Sam Crane ile Pinny Grylls’in belgeselleri hayli sıra dışı. Covid Pandemi döneminde işsiz kalan tiyatro oyuncusu Sam, Grand Theft oyununa online bağlanan oyuncularla Hamlet oynamayı deniyor. Bilgisayar oyununun kurgusal dünyası oyuncuların suç işlemesi, otomobil hırsızlığı yapıp polisten kaçmak üzerine kurulu olunca bunu yapmak hayli zor oluyor pek tabi…

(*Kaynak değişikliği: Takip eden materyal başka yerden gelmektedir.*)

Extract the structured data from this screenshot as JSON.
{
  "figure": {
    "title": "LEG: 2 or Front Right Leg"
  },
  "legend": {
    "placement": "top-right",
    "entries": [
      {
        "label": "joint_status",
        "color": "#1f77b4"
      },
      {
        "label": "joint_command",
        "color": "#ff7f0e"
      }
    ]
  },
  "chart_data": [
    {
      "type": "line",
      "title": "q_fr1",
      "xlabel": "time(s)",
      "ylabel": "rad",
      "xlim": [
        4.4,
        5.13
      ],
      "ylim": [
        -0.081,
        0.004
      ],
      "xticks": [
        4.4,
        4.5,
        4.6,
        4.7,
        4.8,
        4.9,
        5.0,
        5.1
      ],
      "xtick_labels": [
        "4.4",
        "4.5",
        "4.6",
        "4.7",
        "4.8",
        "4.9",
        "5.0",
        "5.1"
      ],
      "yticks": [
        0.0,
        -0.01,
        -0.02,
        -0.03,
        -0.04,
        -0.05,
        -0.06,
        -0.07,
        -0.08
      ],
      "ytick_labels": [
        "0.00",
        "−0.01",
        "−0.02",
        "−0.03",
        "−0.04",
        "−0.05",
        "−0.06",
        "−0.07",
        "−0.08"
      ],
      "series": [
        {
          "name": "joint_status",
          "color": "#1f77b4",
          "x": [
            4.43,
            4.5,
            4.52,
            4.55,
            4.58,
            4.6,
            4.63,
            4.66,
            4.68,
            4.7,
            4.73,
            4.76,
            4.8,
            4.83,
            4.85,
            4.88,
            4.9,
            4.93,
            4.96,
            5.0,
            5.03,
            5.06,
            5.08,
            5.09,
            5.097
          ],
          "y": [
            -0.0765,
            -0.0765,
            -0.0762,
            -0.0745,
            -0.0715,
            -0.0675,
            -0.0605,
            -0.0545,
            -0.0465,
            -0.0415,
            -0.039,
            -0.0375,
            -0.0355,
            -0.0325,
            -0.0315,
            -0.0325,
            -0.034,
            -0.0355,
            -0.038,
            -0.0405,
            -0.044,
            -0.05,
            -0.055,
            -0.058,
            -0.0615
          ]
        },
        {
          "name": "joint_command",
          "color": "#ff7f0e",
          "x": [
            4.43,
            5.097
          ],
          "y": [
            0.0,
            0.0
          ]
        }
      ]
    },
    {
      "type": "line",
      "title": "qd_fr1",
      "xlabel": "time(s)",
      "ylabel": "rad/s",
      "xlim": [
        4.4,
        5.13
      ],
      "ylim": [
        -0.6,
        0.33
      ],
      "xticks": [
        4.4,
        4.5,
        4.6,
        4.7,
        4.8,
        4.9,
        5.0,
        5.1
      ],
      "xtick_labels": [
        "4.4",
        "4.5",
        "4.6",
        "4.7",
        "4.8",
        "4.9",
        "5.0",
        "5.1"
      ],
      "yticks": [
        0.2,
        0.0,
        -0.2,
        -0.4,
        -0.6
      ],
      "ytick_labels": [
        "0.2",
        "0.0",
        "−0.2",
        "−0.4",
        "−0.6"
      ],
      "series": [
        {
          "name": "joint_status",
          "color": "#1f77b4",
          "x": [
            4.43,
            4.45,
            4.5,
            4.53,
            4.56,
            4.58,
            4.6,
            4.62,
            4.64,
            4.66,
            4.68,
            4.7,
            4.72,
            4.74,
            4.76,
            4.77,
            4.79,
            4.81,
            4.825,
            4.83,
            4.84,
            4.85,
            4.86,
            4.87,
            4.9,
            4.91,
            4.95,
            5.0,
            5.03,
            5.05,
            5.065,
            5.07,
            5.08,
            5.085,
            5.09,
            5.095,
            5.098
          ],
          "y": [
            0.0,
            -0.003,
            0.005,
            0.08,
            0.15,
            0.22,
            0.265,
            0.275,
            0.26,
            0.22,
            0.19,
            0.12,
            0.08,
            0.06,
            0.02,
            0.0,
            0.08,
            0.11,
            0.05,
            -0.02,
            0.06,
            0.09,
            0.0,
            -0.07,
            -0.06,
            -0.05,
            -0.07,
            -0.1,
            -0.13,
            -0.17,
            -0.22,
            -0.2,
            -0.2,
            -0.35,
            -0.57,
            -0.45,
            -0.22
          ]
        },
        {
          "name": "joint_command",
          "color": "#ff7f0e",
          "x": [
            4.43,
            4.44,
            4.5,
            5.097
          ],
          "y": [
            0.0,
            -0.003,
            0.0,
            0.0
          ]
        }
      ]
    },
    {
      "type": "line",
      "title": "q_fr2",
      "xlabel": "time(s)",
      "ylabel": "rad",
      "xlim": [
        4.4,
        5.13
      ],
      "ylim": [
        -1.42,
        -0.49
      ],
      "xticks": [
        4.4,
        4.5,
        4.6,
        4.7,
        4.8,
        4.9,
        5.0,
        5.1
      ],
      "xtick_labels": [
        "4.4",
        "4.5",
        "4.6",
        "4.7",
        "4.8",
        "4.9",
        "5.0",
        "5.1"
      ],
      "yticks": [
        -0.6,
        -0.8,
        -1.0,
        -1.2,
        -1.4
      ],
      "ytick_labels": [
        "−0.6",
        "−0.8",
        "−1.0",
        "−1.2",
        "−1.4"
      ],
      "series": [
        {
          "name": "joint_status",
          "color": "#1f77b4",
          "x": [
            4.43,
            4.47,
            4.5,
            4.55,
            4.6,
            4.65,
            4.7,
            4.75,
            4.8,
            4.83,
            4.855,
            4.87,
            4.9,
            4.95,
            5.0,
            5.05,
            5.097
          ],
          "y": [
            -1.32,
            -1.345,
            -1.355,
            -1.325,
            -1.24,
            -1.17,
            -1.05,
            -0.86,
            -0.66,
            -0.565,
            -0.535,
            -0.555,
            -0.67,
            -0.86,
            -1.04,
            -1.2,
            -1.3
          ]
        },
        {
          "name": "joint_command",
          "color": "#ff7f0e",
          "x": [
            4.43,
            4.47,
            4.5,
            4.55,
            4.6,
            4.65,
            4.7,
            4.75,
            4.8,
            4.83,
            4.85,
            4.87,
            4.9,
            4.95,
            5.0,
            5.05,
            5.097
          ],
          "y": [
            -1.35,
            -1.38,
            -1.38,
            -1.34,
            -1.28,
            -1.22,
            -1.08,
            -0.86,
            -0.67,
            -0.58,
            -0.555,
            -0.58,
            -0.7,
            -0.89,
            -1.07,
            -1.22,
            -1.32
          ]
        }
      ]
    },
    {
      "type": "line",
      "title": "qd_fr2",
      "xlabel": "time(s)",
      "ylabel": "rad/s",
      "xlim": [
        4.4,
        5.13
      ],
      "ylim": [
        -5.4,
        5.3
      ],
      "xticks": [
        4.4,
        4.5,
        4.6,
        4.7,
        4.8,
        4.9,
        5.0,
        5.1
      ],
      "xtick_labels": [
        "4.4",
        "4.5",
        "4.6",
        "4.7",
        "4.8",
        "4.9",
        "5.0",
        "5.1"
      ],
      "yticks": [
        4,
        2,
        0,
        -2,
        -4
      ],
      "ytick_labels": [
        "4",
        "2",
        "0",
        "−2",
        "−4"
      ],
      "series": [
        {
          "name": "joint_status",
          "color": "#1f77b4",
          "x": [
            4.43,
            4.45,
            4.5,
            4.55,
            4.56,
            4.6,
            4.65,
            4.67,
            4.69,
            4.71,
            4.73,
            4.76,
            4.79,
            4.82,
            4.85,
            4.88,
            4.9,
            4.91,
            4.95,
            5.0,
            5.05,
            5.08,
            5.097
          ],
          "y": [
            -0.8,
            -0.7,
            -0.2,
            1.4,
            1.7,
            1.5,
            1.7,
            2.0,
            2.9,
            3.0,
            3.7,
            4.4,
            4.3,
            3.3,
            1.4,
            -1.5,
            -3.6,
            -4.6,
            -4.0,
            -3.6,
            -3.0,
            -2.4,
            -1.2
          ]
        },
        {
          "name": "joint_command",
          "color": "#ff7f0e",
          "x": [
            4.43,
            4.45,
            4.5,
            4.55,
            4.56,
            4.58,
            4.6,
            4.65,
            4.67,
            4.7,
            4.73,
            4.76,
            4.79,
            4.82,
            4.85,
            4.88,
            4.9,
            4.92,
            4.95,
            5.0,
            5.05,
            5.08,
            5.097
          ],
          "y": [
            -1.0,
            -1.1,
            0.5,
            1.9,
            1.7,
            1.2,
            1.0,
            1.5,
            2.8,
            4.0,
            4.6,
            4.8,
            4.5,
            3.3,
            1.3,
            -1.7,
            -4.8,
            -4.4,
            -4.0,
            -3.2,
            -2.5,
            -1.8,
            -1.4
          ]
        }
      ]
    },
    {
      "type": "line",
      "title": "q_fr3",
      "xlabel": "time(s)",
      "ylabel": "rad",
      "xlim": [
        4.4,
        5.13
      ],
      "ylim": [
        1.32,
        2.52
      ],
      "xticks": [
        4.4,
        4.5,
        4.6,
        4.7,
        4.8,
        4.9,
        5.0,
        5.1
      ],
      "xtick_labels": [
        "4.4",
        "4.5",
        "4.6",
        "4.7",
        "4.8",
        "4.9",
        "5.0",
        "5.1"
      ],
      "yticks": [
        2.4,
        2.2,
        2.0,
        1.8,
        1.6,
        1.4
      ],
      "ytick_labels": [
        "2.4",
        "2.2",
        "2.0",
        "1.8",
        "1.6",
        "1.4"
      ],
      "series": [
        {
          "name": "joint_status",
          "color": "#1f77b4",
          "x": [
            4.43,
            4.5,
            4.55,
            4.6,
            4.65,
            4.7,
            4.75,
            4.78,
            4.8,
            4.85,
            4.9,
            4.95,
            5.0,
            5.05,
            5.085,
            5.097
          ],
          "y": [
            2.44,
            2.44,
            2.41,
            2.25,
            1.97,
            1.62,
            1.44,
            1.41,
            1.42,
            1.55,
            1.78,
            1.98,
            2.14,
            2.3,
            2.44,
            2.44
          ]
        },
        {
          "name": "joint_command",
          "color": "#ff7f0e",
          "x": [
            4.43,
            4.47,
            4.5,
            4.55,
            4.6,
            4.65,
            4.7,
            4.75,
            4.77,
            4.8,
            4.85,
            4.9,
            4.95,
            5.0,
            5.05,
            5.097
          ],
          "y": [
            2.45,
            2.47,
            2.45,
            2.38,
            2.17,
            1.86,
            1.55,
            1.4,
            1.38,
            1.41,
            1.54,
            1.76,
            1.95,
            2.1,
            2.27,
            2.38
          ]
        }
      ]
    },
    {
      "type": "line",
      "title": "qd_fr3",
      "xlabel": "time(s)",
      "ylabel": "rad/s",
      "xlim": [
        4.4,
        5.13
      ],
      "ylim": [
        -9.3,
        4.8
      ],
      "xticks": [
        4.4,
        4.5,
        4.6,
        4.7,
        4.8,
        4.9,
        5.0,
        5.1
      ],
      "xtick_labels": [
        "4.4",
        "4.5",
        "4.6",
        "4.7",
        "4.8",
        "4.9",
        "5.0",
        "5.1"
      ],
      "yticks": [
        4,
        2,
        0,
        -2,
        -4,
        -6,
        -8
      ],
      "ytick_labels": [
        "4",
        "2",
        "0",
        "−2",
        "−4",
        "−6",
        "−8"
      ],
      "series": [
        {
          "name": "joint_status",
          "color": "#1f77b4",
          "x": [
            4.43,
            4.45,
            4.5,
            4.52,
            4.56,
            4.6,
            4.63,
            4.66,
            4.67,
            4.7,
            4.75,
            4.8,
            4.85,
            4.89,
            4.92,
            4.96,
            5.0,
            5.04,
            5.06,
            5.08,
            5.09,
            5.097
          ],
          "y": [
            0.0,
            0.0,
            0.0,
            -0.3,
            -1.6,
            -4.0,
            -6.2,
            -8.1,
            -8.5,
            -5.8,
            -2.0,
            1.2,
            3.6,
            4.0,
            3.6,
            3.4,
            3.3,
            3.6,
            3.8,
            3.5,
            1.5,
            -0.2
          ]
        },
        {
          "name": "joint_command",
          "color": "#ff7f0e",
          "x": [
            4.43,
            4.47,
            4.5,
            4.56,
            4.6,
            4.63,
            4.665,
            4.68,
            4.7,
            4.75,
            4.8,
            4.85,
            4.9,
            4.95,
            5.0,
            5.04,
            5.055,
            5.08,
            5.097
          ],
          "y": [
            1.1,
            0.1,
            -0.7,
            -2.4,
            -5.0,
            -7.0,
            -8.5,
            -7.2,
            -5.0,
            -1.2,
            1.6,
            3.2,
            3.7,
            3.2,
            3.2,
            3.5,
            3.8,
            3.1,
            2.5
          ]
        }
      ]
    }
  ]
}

Oyunda tiyatro salonu, kıyafet mağazası da bulunması kahramanların işini kolaylaştırıyor gibi görünüyor. Fakat karşılarına çıkan hemen her oyuncuya “bize ateş etmeyin, burada tiyatro oyunu oynuyoruz!” diyerek uyarıda bulunmaları gerekiyor. Kendilerine ateş edileceğine emin olduklarında ise bu kez onlar silaha davranan taraf oluyorlar.

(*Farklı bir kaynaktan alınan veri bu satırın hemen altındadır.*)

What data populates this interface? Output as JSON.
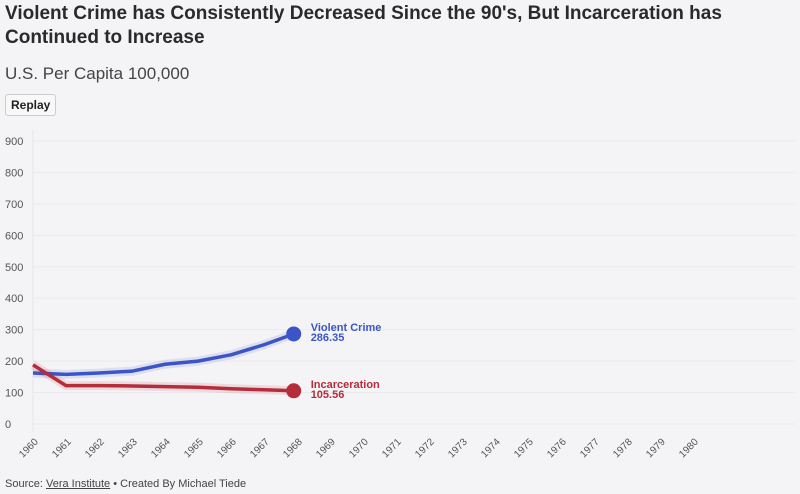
{
  "title": "Violent Crime has Consistently Decreased Since the 90's, But Incarceration has Continued to Increase",
  "subtitle": "U.S. Per Capita 100,000",
  "replay_label": "Replay",
  "source": {
    "prefix": "Source: ",
    "link": "Vera Institute",
    "suffix": " • Created By Michael Tiede"
  },
  "chart_data": {
    "type": "line",
    "xlim": [
      1960,
      1980
    ],
    "ylim": [
      0,
      900
    ],
    "yticks": [
      0,
      100,
      200,
      300,
      400,
      500,
      600,
      700,
      800,
      900
    ],
    "xticks": [
      "1960",
      "1961",
      "1962",
      "1963",
      "1964",
      "1965",
      "1966",
      "1967",
      "1968",
      "1969",
      "1970",
      "1971",
      "1972",
      "1973",
      "1974",
      "1975",
      "1976",
      "1977",
      "1978",
      "1979",
      "1980"
    ],
    "grid": true,
    "series": [
      {
        "name": "Violent Crime",
        "color": "#3b55c9",
        "end_label": "286.35",
        "x": [
          1960,
          1961,
          1962,
          1963,
          1964,
          1965,
          1966,
          1967,
          1967.9
        ],
        "y": [
          162,
          158,
          162,
          168,
          190,
          200,
          220,
          252,
          286.35
        ]
      },
      {
        "name": "Incarceration",
        "color": "#b52d3b",
        "end_label": "105.56",
        "x": [
          1960,
          1961,
          1962,
          1963,
          1964,
          1965,
          1966,
          1967,
          1967.9
        ],
        "y": [
          188,
          122,
          122,
          121,
          119,
          117,
          112,
          109,
          105.56
        ]
      }
    ]
  }
}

Belgesel, Shakespeare’in oyunlarının aslında şiddet içerdiğini anımsattıkça, başta gönüllü hevesli olan oyuncular bu çabayı saçma bulmaya başladıkça, Hamlet’in “olmak yada olmamak işte bütün mesele bu” diye başlayan ve devam eden ünlü tiradının sözleri (hem oyundaki ve gerçek yaşamdaki) suç dünyasına hem de yaşamın adaletsizliğine “cuk” oturunca belgesel daha da ilginç bir hale geliyor. Kurmaca içinde kurmacaya dönüşüyor.
Grand Theft Hamlet, karanlık pandemi günlerini anımsatırken bizi güldürmeyi başarıyor. İnsanın hayatta anlam arayışı, şiddeti, toplum, meslekler, sanatın bir anlamının olup olmadığı gibi kavramlar üzerine tekrar düşünmemizi sağlıyor.